TIME OUT: Chicago
By Ben Kenigsberg
Is there still something to be gleaned from the inevitable movie version of the Valerie Plame–Joseph Wilson story? Fair Game suggests that the craven, defensive outing of an undercover CIA agent marked a definitive turning point in our media-driven political culture: Actual national security was compromised…in the name of protecting a fake narrative of national security. (And bear in mind, these were the guys who claimed to be strong on terror.) The movie offers the relative novelty of seeing events unfold from Plame and Wilson’s perspective, so that we can understand how operations were jeopardized, what each member of the household knew and how being a voice of reason came to be a curse for both of them. The movie also fascinates as a procedural, a look at how evidence-gathering works: The film sees Scooter Libby as a sneering bully who talks over the facts he doesn’t want to hear.

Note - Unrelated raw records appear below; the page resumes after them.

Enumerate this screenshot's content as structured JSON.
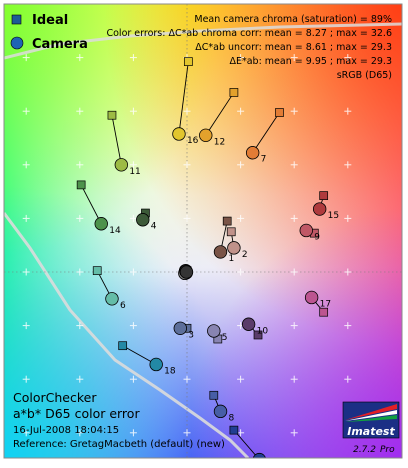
{
  "chart_data": {
    "type": "scatter",
    "title": "ColorChecker",
    "subtitle": "a*b* D65 color error",
    "date_text": "16-Jul-2008 18:04:15",
    "reference_text": "Reference: GretagMacbeth (default) (new)",
    "xlabel": "",
    "ylabel": "",
    "xlim": [
      -40,
      70
    ],
    "ylim": [
      -50,
      90
    ],
    "grid": true,
    "legend_position": "top-left",
    "legend": [
      {
        "name": "Ideal",
        "marker": "square",
        "color": "#1e5b96"
      },
      {
        "name": "Camera",
        "marker": "circle",
        "color": "#1e64b4"
      }
    ],
    "stats": [
      "Mean camera chroma (saturation) = 89%",
      "Color errors:  ΔC*ab chroma corr:  mean = 8.27 ;  max = 32.6",
      "ΔC*ab uncorr:  mean = 8.61 ;  max = 29.3",
      "ΔE*ab:  mean = 9.95 ;  max = 29.3",
      "sRGB (D65)"
    ],
    "logo": {
      "text": "Imatest",
      "version": "2.7.2",
      "edition": "Pro"
    },
    "patches": [
      {
        "id": "1",
        "ideal": [
          15.0,
          19.0
        ],
        "camera": [
          12.5,
          7.5
        ],
        "color": "#7a5447"
      },
      {
        "id": "2",
        "ideal": [
          16.5,
          15.0
        ],
        "camera": [
          17.5,
          9.0
        ],
        "color": "#c0928a"
      },
      {
        "id": "3",
        "ideal": [
          0.0,
          -21.0
        ],
        "camera": [
          -2.5,
          -21.0
        ],
        "color": "#5d6f9a"
      },
      {
        "id": "4",
        "ideal": [
          -15.5,
          22.0
        ],
        "camera": [
          -16.5,
          19.5
        ],
        "color": "#3c5a38"
      },
      {
        "id": "5",
        "ideal": [
          11.5,
          -25.0
        ],
        "camera": [
          10.0,
          -22.0
        ],
        "color": "#8884b1"
      },
      {
        "id": "6",
        "ideal": [
          -33.5,
          0.5
        ],
        "camera": [
          -28.0,
          -10.0
        ],
        "color": "#64bda8"
      },
      {
        "id": "7",
        "ideal": [
          34.5,
          59.5
        ],
        "camera": [
          24.5,
          44.5
        ],
        "color": "#e27c35"
      },
      {
        "id": "8",
        "ideal": [
          10.0,
          -46.0
        ],
        "camera": [
          12.5,
          -52.0
        ],
        "color": "#475ea6"
      },
      {
        "id": "9",
        "ideal": [
          47.5,
          14.5
        ],
        "camera": [
          44.5,
          15.5
        ],
        "color": "#c05866"
      },
      {
        "id": "10",
        "ideal": [
          26.5,
          -23.5
        ],
        "camera": [
          23.0,
          -19.5
        ],
        "color": "#5a3c6a"
      },
      {
        "id": "11",
        "ideal": [
          -28.0,
          58.5
        ],
        "camera": [
          -24.5,
          40.0
        ],
        "color": "#9dbb44"
      },
      {
        "id": "12",
        "ideal": [
          17.5,
          67.0
        ],
        "camera": [
          7.0,
          51.0
        ],
        "color": "#e3a12c"
      },
      {
        "id": "13",
        "ideal": [
          17.5,
          -59.0
        ],
        "camera": [
          27.0,
          -70.0
        ],
        "color": "#213e93"
      },
      {
        "id": "14",
        "ideal": [
          -39.5,
          32.5
        ],
        "camera": [
          -32.0,
          18.0
        ],
        "color": "#4d924b"
      },
      {
        "id": "15",
        "ideal": [
          51.0,
          28.5
        ],
        "camera": [
          49.5,
          23.5
        ],
        "color": "#af3a3d"
      },
      {
        "id": "16",
        "ideal": [
          0.5,
          78.5
        ],
        "camera": [
          -3.0,
          51.5
        ],
        "color": "#e2c62e"
      },
      {
        "id": "17",
        "ideal": [
          51.0,
          -15.0
        ],
        "camera": [
          46.5,
          -9.5
        ],
        "color": "#bc5590"
      },
      {
        "id": "18",
        "ideal": [
          -24.0,
          -27.5
        ],
        "camera": [
          -11.5,
          -34.5
        ],
        "color": "#2389a5"
      },
      {
        "id": "19",
        "ideal": [
          0.0,
          0.5
        ],
        "camera": [
          -0.5,
          0.5
        ],
        "color": "#f4f4f0",
        "label": false
      },
      {
        "id": "20",
        "ideal": [
          0.0,
          0.0
        ],
        "camera": [
          -0.3,
          -0.3
        ],
        "color": "#c9c9c9",
        "label": false
      },
      {
        "id": "21",
        "ideal": [
          0.0,
          -0.3
        ],
        "camera": [
          -0.6,
          0.0
        ],
        "color": "#a0a0a0",
        "label": false
      },
      {
        "id": "22",
        "ideal": [
          0.0,
          0.0
        ],
        "camera": [
          -0.8,
          -0.5
        ],
        "color": "#7a7a7a",
        "label": false
      },
      {
        "id": "23",
        "ideal": [
          0.0,
          0.3
        ],
        "camera": [
          -0.4,
          0.3
        ],
        "color": "#555555",
        "label": false
      },
      {
        "id": "24",
        "ideal": [
          0.0,
          0.0
        ],
        "camera": [
          -0.2,
          0.0
        ],
        "color": "#343434",
        "label": false
      }
    ]
  }
}
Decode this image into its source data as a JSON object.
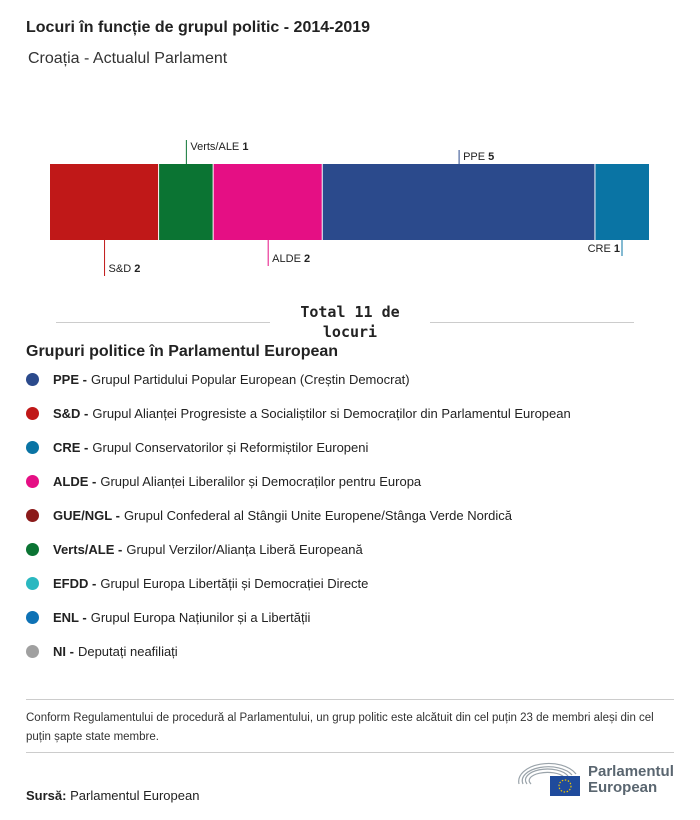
{
  "title": "Locuri în funcție de grupul politic - 2014-2019",
  "subtitle": "Croația - Actualul Parlament",
  "chart_data": {
    "type": "bar",
    "orientation": "stacked-horizontal",
    "categories": [
      "S&D",
      "Verts/ALE",
      "ALDE",
      "PPE",
      "CRE"
    ],
    "values": [
      2,
      1,
      2,
      5,
      1
    ],
    "colors": [
      "#c01818",
      "#0b7433",
      "#e50f84",
      "#2b4a8c",
      "#0a74a4"
    ],
    "total_label": "Total 11 de locuri"
  },
  "legend": {
    "title": "Grupuri politice în Parlamentul European",
    "items": [
      {
        "abbr": "PPE -",
        "name": "Grupul Partidului Popular European (Creștin Democrat)",
        "color": "#2b4a8c"
      },
      {
        "abbr": "S&D -",
        "name": "Grupul Alianței Progresiste a Socialiștilor si Democraților din Parlamentul European",
        "color": "#c01818"
      },
      {
        "abbr": "CRE -",
        "name": "Grupul Conservatorilor și Reformiștilor Europeni",
        "color": "#0a74a4"
      },
      {
        "abbr": "ALDE -",
        "name": "Grupul Alianței Liberalilor și Democraților pentru Europa",
        "color": "#e50f84"
      },
      {
        "abbr": "GUE/NGL -",
        "name": "Grupul Confederal al Stângii Unite Europene/Stânga Verde Nordică",
        "color": "#8b1a1a"
      },
      {
        "abbr": "Verts/ALE -",
        "name": "Grupul Verzilor/Alianța Liberă Europeană",
        "color": "#0b7433"
      },
      {
        "abbr": "EFDD -",
        "name": "Grupul Europa Libertății și Democrației Directe",
        "color": "#2ab8c0"
      },
      {
        "abbr": "ENL -",
        "name": "Grupul Europa Națiunilor și a Libertății",
        "color": "#0e72b5"
      },
      {
        "abbr": "NI -",
        "name": "Deputați neafiliați",
        "color": "#a0a0a0"
      }
    ]
  },
  "note": "Conform Regulamentului de procedură al Parlamentului, un grup politic este alcătuit din cel puțin 23 de membri aleși din cel puțin șapte state membre.",
  "source": {
    "label": "Sursă:",
    "value": "Parlamentul European"
  },
  "logo": {
    "line1": "Parlamentul",
    "line2": "European"
  }
}
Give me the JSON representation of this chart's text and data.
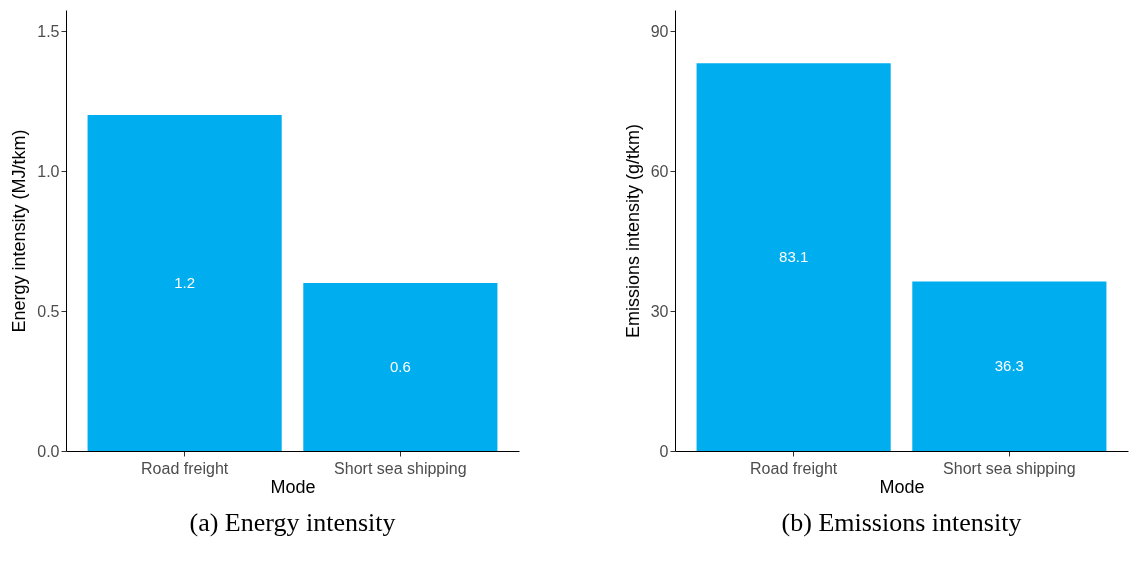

If nothing in Liman’s righteous (if blunt) sermon qualifies as news, it’s possible that Fair Game may seem more purposeful down the road: Thirty years from now, an audience not accustomed to seeing Wilson make the talk-show rounds won’t experience it with a pang of déjà vu. Watts and Penn are as riveting as you’d expect, although the vaudeville depictions of Libby, Karl Rove and David Addington play like something out of Oliver Stone’s W. or the short-lived sitcom That’s My Bush!—isolated bits of caricature unworthy of an otherwise sober treatment.